In the heart of Krasnoyarsk, Russia, a team of researchers led by Vladimir V. Bukhtoyarov from the Laboratory of Biofuel Compositions at Siberian Federal University has made a significant stride in the realm of vertical farming. Their work, published in *AgriEngineering* (which translates to *Agricultural Engineering*), introduces a hybrid digital twin approach that promises to revolutionize microclimate control in urban vertical farms. This innovation could have profound implications for the energy sector, particularly in optimizing energy use in controlled-environment agriculture.
Vertical farming, a burgeoning field in urban agriculture, relies heavily on precise environmental control to ensure optimal plant growth. However, managing the microclimate within these controlled environments has been a complex challenge. Bukhtoyarov and his team have tackled this issue head-on by integrating IoT sensor networks with physics-based modeling to create a hybrid digital twin.
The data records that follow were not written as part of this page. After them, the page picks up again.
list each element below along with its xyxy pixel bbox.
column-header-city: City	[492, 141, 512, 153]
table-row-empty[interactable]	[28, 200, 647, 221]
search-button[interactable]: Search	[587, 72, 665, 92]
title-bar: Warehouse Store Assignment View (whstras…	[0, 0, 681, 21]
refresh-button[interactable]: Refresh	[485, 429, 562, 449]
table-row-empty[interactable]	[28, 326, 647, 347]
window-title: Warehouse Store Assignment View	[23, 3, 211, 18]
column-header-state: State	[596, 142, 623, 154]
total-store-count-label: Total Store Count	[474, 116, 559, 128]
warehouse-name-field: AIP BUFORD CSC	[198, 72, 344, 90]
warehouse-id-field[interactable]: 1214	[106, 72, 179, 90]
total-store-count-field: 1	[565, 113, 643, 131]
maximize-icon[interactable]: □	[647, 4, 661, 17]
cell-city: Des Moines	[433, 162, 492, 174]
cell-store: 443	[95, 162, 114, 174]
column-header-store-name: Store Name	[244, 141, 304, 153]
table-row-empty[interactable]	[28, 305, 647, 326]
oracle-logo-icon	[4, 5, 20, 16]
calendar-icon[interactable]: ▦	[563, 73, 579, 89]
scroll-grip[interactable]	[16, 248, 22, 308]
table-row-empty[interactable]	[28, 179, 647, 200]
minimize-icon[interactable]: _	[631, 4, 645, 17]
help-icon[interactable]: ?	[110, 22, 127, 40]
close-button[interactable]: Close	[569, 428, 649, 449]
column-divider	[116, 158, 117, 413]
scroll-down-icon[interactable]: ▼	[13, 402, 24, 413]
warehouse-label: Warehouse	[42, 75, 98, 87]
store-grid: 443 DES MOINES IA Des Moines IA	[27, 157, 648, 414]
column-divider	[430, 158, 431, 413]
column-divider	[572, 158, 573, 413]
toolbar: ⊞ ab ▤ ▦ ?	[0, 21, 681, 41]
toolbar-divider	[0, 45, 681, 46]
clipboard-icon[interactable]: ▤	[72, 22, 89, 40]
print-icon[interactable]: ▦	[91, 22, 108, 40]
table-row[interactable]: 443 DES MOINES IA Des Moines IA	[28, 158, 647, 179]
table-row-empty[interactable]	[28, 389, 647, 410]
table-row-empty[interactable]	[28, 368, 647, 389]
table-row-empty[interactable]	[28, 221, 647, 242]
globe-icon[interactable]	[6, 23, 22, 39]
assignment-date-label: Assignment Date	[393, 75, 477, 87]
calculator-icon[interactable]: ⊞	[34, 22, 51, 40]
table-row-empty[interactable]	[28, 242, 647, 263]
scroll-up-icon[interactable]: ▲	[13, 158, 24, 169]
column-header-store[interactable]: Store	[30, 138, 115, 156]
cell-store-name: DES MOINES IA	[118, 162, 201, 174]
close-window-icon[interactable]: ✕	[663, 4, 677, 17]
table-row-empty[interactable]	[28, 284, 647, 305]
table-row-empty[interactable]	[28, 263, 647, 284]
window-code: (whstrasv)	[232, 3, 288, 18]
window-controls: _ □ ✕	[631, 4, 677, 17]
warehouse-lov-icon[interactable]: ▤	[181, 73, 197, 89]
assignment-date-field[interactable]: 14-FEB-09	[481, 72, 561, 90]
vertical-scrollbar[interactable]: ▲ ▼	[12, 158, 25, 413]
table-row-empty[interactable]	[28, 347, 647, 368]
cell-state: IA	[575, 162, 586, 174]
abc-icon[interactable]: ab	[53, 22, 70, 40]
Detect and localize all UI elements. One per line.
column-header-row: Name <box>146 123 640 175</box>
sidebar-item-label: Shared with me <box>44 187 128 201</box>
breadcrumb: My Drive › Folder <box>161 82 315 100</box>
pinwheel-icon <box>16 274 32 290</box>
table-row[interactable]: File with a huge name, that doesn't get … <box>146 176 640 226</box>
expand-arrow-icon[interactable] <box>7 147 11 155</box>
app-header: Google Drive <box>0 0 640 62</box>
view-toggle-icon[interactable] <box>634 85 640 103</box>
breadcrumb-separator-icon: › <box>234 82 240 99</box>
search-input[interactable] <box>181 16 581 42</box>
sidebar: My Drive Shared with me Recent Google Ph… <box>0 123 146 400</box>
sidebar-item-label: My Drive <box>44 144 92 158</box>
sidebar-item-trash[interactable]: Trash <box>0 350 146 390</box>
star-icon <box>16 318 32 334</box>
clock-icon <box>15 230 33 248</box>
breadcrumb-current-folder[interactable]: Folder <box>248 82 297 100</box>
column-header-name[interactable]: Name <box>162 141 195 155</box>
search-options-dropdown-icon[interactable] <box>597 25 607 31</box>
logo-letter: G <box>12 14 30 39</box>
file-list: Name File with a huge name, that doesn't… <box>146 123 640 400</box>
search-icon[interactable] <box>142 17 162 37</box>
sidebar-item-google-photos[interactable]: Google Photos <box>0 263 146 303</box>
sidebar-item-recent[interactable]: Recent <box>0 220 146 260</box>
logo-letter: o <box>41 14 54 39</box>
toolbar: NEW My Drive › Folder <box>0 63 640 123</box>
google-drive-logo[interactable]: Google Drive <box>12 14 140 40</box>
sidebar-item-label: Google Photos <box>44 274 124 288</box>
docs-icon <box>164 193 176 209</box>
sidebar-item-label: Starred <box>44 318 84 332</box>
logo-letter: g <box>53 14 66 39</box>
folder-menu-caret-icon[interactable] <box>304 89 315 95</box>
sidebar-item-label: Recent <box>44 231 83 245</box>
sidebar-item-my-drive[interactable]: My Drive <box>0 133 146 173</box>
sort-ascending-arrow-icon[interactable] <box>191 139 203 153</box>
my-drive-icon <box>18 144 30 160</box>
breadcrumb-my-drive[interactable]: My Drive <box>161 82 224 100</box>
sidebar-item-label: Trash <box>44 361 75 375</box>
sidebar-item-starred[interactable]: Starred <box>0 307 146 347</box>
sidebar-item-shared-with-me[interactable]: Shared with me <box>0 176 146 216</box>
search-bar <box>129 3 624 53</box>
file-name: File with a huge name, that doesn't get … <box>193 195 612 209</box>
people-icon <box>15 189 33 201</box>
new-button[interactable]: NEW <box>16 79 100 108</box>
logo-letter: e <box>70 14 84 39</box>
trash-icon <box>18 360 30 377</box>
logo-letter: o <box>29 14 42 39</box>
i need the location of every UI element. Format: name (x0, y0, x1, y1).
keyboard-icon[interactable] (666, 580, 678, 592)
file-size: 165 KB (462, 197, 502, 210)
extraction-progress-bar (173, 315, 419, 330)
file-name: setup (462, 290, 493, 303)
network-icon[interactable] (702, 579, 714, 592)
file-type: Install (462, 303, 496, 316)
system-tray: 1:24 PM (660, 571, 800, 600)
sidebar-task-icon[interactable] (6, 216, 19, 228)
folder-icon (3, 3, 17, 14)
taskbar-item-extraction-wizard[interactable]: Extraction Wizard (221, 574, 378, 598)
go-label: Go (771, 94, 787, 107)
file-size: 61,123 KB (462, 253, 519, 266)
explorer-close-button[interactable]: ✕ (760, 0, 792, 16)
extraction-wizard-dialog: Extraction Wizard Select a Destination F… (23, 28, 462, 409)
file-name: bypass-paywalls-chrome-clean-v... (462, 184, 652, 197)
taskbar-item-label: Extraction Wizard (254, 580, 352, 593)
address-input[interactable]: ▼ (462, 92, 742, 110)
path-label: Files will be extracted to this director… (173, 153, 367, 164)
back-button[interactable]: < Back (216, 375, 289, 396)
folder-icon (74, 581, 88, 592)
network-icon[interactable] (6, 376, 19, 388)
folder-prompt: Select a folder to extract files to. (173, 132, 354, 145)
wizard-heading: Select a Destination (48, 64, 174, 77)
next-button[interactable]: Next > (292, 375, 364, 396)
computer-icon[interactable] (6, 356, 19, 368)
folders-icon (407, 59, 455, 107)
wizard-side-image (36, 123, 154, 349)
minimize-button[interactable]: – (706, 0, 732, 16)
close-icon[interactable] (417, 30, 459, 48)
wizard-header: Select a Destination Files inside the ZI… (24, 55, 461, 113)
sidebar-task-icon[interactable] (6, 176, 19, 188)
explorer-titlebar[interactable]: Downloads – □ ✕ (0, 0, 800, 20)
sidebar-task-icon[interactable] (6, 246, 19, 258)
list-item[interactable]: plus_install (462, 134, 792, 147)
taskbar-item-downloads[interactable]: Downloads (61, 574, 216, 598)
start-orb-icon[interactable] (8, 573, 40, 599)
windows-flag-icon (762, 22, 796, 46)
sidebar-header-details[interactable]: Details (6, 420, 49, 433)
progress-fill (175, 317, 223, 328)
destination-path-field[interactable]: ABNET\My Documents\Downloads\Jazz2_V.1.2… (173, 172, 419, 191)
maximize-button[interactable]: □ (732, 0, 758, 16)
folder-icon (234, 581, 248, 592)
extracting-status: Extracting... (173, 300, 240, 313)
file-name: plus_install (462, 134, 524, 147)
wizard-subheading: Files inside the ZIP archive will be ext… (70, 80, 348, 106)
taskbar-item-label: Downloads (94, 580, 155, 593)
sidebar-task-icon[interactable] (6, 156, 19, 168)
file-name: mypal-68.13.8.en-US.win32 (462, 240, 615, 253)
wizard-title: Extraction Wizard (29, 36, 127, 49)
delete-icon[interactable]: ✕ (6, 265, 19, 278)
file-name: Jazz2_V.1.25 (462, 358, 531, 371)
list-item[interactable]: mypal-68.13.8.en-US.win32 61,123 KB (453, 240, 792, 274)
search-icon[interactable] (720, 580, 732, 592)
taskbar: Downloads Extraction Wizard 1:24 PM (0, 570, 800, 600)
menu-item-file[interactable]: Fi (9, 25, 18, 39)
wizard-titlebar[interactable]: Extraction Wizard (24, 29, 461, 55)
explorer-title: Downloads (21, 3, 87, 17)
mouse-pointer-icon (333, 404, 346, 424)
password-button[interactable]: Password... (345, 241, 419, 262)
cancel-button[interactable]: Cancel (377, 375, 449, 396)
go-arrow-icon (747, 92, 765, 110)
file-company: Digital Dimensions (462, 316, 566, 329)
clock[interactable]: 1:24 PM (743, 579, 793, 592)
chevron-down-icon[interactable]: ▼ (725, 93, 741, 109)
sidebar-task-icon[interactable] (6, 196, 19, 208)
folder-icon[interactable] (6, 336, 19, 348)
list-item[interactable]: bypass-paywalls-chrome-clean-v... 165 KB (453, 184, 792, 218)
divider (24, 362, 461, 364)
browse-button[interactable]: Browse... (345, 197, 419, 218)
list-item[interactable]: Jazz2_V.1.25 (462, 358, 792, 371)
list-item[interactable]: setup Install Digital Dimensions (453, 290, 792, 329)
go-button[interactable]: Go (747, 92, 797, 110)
This digital twin simulates and controls the phytotron environment, a critical component in vertical farming.
The team’s approach involves a set of heat- and mass-balance equations that govern the dynamics of temperature, humidity, and transpiration. These equations were implemented and parameterized using a genetic algorithm (GA), an evolutionary optimization method. Real-time data collected over three intervals (72 h, 90 h, and 110 h) from LoRaWAN sensors (temperature, humidity, CO2) and Wi-Fi-connected power meters managed by Home Assistant were used to fine-tune the model.
The results are impressive. The optimized model achieved mean temperature deviations of ≤ 0.1 °C, relative humidity errors of ≤ 2%, and overall energy consumption accuracy of 99.5% compared to measured values. “The digital twin reliably tracked daily climate fluctuations and system energy use, confirming the accuracy of the hybrid approach,” Bukhtoyarov explained. This level of precision is a game-changer for vertical farming, where maintaining optimal growing conditions is crucial.
The implications for the energy sector are significant. By optimizing energy use in vertical farms, this technology can reduce operational costs and improve sustainability. “Our framework effectively integrates theoretical models with IoT-derived data to deliver precise environmental control and energy-use optimization,” Bukhtoyarov noted. This could pave the way for scalable digital twins in controlled-environment agriculture, making vertical farming more energy-efficient and economically viable.
The research lays the groundwork for future developments in the field. As vertical farming continues to grow, the need for precise environmental control and energy optimization will only increase. This hybrid digital twin approach offers a promising solution, one that could shape the future of urban agriculture and the energy sector alike.
In the words of Bukhtoyarov, “This is just the beginning. The potential for this technology is vast, and we are excited to see how it will be applied in the years to come.” With such promising results, the future of vertical farming looks brighter than ever.